Die Drittwiderklage richtet sich gegen einen bislang am Prozess nicht beteiligten Dritten. Sie kann als parteierweiternde/streitgenössische Drittwiderklage oder als isolierte Drittwiderklage in Betracht kommen.
Der Dritte wird Partei des Rechtsstreits, kann also nicht mehr Zeuge sein.
I. Parteierweiternde/streitgenössische Drittwiderklage
Die parteierweiternde/streitgenössische Drittwiderklage richtet sich gegen den Kläger und den Dritten.
In der Urteilsklausur prüfst du zunächst die Widerklage gegen den Kläger, für die keine Besonderheiten gelten. Anschließend beschäftigst du dich mit der Drittwiderklage.
Im Rubrum bezeichnest du den
- Kläger als „Kläger/Widerbeklagter
- Beklagten als „Beklagter/Widerkläger“
- Dritten als „Drittwiderbeklagter“
Unter den folgenden Voraussetzungen ist die parteierweiternde/streitgenössische Drittwiderklage zulässig:
- Sie richtet sich auch gegen den Kläger.
- Sie ist durch Schriftsatz und unbedingt erhoben worden.
- Kläger und Dritter sind einfache oder notwendige Streitgenossen iSv §§ 59, 60, 62 ZPO.
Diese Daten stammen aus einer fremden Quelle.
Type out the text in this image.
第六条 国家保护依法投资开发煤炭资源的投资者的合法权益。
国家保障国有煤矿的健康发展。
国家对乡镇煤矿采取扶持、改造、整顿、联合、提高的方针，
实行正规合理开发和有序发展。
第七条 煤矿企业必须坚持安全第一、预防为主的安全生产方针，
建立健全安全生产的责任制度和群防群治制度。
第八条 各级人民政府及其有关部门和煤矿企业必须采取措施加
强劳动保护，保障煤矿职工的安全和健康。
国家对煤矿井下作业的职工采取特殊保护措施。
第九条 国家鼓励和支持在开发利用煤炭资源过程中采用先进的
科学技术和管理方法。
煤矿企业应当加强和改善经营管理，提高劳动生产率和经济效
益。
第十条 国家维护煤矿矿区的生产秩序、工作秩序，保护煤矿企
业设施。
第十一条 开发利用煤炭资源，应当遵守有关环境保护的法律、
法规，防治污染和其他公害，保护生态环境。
- Es liegen die Voraussetzungen des Parteibeitritts vor. Der Dritte muss in seine Einbeziehung also entweder eingewilligt haben (§§ 263, 267 ZPO analog) oder du hältst seine Einbeziehung für sachdienlich (§ 263 ZPO analog).
- Klage und Widerklage sind konnex iSv § 33 Abs. 1 ZPO, und zwar unabhängig von der örtlichen Zuständigkeit des Prozessgerichts.
Für die örtliche Zuständigkeit des Prozessgerichts gilt § 33 ZPO (nur) dann, wenn es sich bei dem Dritten um den Zedenten der Klageforderung handelt (BGH Xa ARZ 191/10). Ansonsten muss sich die Zuständigkeit aus den allgemeinen Vorschriften ergeben.
II. Isolierte Drittwiderklage
Eine Widerklage, die sich nur gegen einen bislang am Prozess unbeteiligten Dritten richtet, ist grundsätzlich unzulässig. Dies gilt nur dann nicht, wenn die Gegenstände von Klage und Drittwiderklage tatsächlich und rechtlich eng miteinander verknüpft sind und keine schutzwürdigen Interessen des Drittwiderbeklagten durch seine Einbeziehung in den Prozess verletzt werden (BGH VIII ZR 252/18 Rn. 25 ff.).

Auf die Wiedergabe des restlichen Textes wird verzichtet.